Dr. Mihal also taught me about teaching. If a teacher isn’t prepared and motivated about the subject he or she teaches, then the teacher is wasting the students’ time.
Why do you work in the medium you do? I was learning oil painting then found I wasn’t crazy enough to be an artist. You know, I did not go to high school. My father was an engineer, but when Mao Tse-tung came to power, my father was on the wrong side. As his son, I was not permitted entrance to high school. I learned everything myself. I prepared for the university exam and when Mao died, I took the national exam. I studied fine arts then moved into art history.
What do you do when you hit a creative wall? I have a mentor who is a commander in the military.

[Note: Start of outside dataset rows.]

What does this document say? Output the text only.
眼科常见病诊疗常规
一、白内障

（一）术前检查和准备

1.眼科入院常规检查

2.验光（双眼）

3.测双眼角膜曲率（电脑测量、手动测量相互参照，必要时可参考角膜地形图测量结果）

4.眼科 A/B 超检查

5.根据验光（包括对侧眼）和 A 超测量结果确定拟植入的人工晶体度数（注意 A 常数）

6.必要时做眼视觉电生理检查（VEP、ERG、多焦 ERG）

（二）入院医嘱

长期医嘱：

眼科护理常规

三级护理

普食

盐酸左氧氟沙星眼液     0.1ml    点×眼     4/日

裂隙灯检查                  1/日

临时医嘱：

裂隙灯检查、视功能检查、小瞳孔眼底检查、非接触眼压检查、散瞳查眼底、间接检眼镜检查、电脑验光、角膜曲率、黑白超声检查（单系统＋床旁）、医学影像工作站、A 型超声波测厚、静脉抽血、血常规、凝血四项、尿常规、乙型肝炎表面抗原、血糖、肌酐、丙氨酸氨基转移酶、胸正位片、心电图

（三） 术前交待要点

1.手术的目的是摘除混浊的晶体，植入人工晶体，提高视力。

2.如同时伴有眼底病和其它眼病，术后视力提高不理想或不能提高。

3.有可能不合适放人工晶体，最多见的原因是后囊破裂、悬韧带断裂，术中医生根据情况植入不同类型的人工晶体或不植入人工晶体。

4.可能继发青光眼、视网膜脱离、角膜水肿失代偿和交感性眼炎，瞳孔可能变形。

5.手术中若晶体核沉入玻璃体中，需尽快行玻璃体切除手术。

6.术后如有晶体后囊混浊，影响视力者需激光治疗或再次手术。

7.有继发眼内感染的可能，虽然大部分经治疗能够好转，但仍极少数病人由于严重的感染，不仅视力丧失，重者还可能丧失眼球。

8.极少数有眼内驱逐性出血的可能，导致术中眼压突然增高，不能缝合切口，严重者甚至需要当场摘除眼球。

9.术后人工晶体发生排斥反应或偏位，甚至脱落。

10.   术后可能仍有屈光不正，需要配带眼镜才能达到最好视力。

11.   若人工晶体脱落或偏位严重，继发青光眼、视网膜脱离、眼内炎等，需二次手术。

He taught me how to face difficulty by saying, “Take out your dictionary. Find the word ‘impossible’ and destroy that page.”
How do global events and issues, whether contemporary or past, inform your practice? A copy of my doctoral thesis is in the MECA&D library if you want the long answer! My field is contemporary Chinese art so I pay close attention to what is happening in China. I know many great contemporary Chinese artists. When I went to Vanderbilt, my father took me to the airport. He said, “Son, you got enough, I got enough, never come back.” I did not return to China for eight years. I came to the United States for freedom, where there is no persecution, no communism.
Have you ever worked / presented outside of the U.S.? I’ve published books and journal articles in both English and Chinese, primarily on contemporary Chinese artists. I have lectured at Harvard University, Guizhou Teacher’s University, the College of Art at Guizhou University, and Lanzhou University. As an artist, my oil paintings and Chinese ink paintings have been exhibited in Maine, Ohio, Tennessee, and in China.
What country, that you have never visited, would you like to visit? Tanzania. Dr. Aimée Bessire raised money to build a school there through a nonprofit called Africa Schoolhouse. I would like to volunteer to teach in that school. It is an elementary school.